Perlu diperhatikan bahwa etika individual dan etika sosial tidak dapat dipisahkan satu sama lain dengan tajam, karena kewajiban manusia terhadap diri sendiri dan sebagai anggota umat manusia saling berkaitan. Etika sosial menyangkut hubungan manusia dengan manusia baik secara langsung maupun secara kelembagaan (keluarga, masyarakat, negara), sikap kritis terhadap pandangan-pandangan dunia dan ideologi-ideologi maupun tanggung jawab umat manusia terhadap lingkungan hidup.

Dengan demikian, ruang lingkup dari etika sosial sangat luas sehingga terbagi atau terpecah menjadi beberapa bagian atau bidang. Pembahasan bidang yang paling aktual adalah sebagai berikut:
a.       Sikap terhadap sesama 
b.      Etika keluarga
c.       Etika profesi 
d.      Etika politik
e.       Etika lingkungan
f.       Etika ideologi.
Sistem penilaian Etika yaitu:
·         Titik berat penilaian etika sebagai suatu ilmu, adalah pada perbuatan baik atau jahat, susila atau tidak susila
·         Perbuatan atau kelakuan seseorang yang telah menjadi sifat baginya atau telah mendarah daging, itulah yang disebut akhlak atau budi pekerti. Budi tumbuhnya dalam jiwa, bila telah dilahirkan dalam bentuk perbuatan namanya pekerti. Jadi suatu Budi pekerti, pangkal penilaiannya adalah dari dalam jiwa; dari berupa angan-angan, cita-cita, niat hati, sampai ia lahir keluar berupa perbuatan nyata.
Dari sistematika di atas, kita bisa melihat bahwa etika profesi merupakan bidang etika khusus atau terapan yang merupakan produk dari etika sosial. Kata hati atau niat biasa juga disebut Karsa atau kehendak kemauan. Isi bahasa dari Karsa inilah yang akan direalisasikan oleh perbualan dalam hal merealisasikan ini ada 4 (empat) variabel yang lerjadi
a.       tujuan baik, tetapi cara untuk mencapainya yang tidak baik
b.      tujuannya yang tidak baik, cara mencapainya; kelihatannya baik
c.       tujuannya tidak baik, dan cara mencapainya juga tidak baik
d.      tujuannya baik, dan cara mencapainya juga terlihat baik.



C.     Pengertian Profesi
Menurut Saondi dan Suherman (2012:93) Istilah profesi telah dimengerti oleh banyak orang, yaitu suatu hal yang berkaitan dengan bidang yang sangat dipengaruhi oleh pendidikan dan keahlian sehingga banyak orang yang bekerja sesuai bidang dan keahliannya.

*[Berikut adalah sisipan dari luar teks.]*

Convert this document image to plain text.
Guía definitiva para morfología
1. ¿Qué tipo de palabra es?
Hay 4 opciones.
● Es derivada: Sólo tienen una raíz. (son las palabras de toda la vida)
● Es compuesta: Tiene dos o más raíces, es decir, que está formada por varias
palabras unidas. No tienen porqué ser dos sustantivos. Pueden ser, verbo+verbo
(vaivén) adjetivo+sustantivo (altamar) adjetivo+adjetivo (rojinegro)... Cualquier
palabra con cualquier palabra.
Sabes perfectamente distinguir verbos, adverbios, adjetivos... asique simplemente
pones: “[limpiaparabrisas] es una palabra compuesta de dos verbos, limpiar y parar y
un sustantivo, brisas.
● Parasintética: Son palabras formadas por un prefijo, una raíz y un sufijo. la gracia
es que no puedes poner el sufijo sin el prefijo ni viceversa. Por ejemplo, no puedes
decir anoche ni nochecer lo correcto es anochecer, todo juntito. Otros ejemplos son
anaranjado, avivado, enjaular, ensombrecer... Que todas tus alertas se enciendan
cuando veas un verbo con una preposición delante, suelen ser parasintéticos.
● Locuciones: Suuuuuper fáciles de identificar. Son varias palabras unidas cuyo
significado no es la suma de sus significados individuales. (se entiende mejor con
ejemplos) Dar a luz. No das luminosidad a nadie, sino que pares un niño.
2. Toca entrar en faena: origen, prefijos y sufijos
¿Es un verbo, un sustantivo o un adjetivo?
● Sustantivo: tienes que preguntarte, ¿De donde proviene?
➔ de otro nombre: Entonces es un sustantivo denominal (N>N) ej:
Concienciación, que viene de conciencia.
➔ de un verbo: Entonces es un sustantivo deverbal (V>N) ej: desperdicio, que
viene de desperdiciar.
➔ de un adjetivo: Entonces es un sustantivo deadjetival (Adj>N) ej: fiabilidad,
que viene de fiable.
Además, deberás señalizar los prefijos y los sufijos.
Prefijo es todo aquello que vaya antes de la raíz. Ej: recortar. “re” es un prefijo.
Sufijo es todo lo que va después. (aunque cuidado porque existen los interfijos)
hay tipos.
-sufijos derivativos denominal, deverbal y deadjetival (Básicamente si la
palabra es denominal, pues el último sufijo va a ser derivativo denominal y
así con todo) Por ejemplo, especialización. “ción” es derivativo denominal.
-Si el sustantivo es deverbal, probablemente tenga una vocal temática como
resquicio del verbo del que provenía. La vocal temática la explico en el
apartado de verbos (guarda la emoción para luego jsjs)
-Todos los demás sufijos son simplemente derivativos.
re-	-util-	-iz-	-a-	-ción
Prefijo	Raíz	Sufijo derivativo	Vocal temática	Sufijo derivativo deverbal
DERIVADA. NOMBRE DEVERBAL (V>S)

Tetapi dengan keahlian saja yang diperoleh dari pendidika kejuruan, juga belum cukup disebut profesi. Perlu penguasaan teori sistematis yang mendasari praktik pelaksanaan dan hubungan antara teori dan penerapan dalam praktik.
Menurut Saondi dan Suherman (2012:94) Profesional adalah orang yang mempunyai profesi atau pekerjaan purna waktu dan hidup dari pekerjaan itu dengan mengandalkan suatu keahlian yang tinggi. Atau seorang profesional adalah seseorang yang hidup dengan mempraktikkan suatu keahlian tertentu atau dengan terlibat dalam suatu kegiatan tertentu yang menurut keahlian, sementara orang lain melakukan hal yang sama sebagai sekadar hobi, untuk senang-senang, atau mengisi waktu luang. Yang harus kita ingat dan pahami betul bahwa “pekerjaaan/profesi" dan "professional” terdapat beberapa perbedaan:
Profesi
Profesional
Mengandalkan suatu keterampilan atau keahlian khusus
Orang yang tahu akan keahlian dan keterampilannya
Dilaksanakan sebagai suatu pekerjaan atau kegiatan utama (purna waktu)
Meluangkan seluruh waktunya untuk pekerjaan atau kegiatannya
Dilaksanakan sebagai sumber utama nafkah hidup
Hidup dari situ
Dilaksanakan dengan keterlibatan pribadi yang mendalam
Bangga akan pekerjaannya

a.       Ciri-ciri profesi
a)      Adanya pengetahuan khusus, biasanya keahlian dan keterampilan ini dimiliki berkat pendidikan, pelatihan dan pengalaman bertahun-tahun
b)      Adanya kaidah dan standar moral yang sangat tinggi. Hal ini biasanya pelaku profesi mendasarkan kegiatannya pada kode etik profesi
c)      Mengabdi pada kepentingan masyarakat, artinya setiap  pelaksana profesi harus meletakkan kepentingan pribadi di bawah kepentingan masyarakat.
d)      Ada izin khusus untuk menjalankan suatu profesi. Setiap profesi akan selalu berkaitan dengan kepentingan masyarakat, di mana nilai-nilai kemanusiaan berupa keselamatan, keamanan, dan kelangsungan hidup maka untuk menjalankan suatu profesi terlebih dahulu harus ada izin khusus.
e)      Kaum profesional biasanya menjadi anggota dari suatu profesi
Dengan melihat ciri-ciri umum profesi di atas, kita dapat menyimpulkan bahwa kaum profesional adalah orang-orang yang memiliki tolak ukur perilaku yang berada di atas rata-rata. Di satu pihak, ada tuntutan dan tantangan yang sangat berat, tetapi di lain pihak ada suatu kejelasan mengenai pola perilaku yang baik dalam rangka kepentingan masyarakat seandainya semua bidang kehidupan dan bidang kegiatan menerapkan suatu standar profesional yang tinggi, bisa diharapkan akan tercipta suatu kualitas masyarakat yang semakin baik.
b.      Prinsip-prinsip etika profesi
a)      Tanggung jawab
Terdapat dua tanggung jawab yang diemban yakni: terhadap pelaksanaan pekerjaan tersebut dan terhadap hasilnya terhadap dampak dari profesi tersebut untuk kehidupan orang lain atau masyarakat pada umumnya.
b)      Keadilan
Prinsip ini menuntut kita untuk memberikan kepada siapa saja yang menjadi haknya.
c)      Otonomi
Prinsip ini menuntut agar setiap kaum profesional dan diberi kebebasan dalam menjalankan profesinya.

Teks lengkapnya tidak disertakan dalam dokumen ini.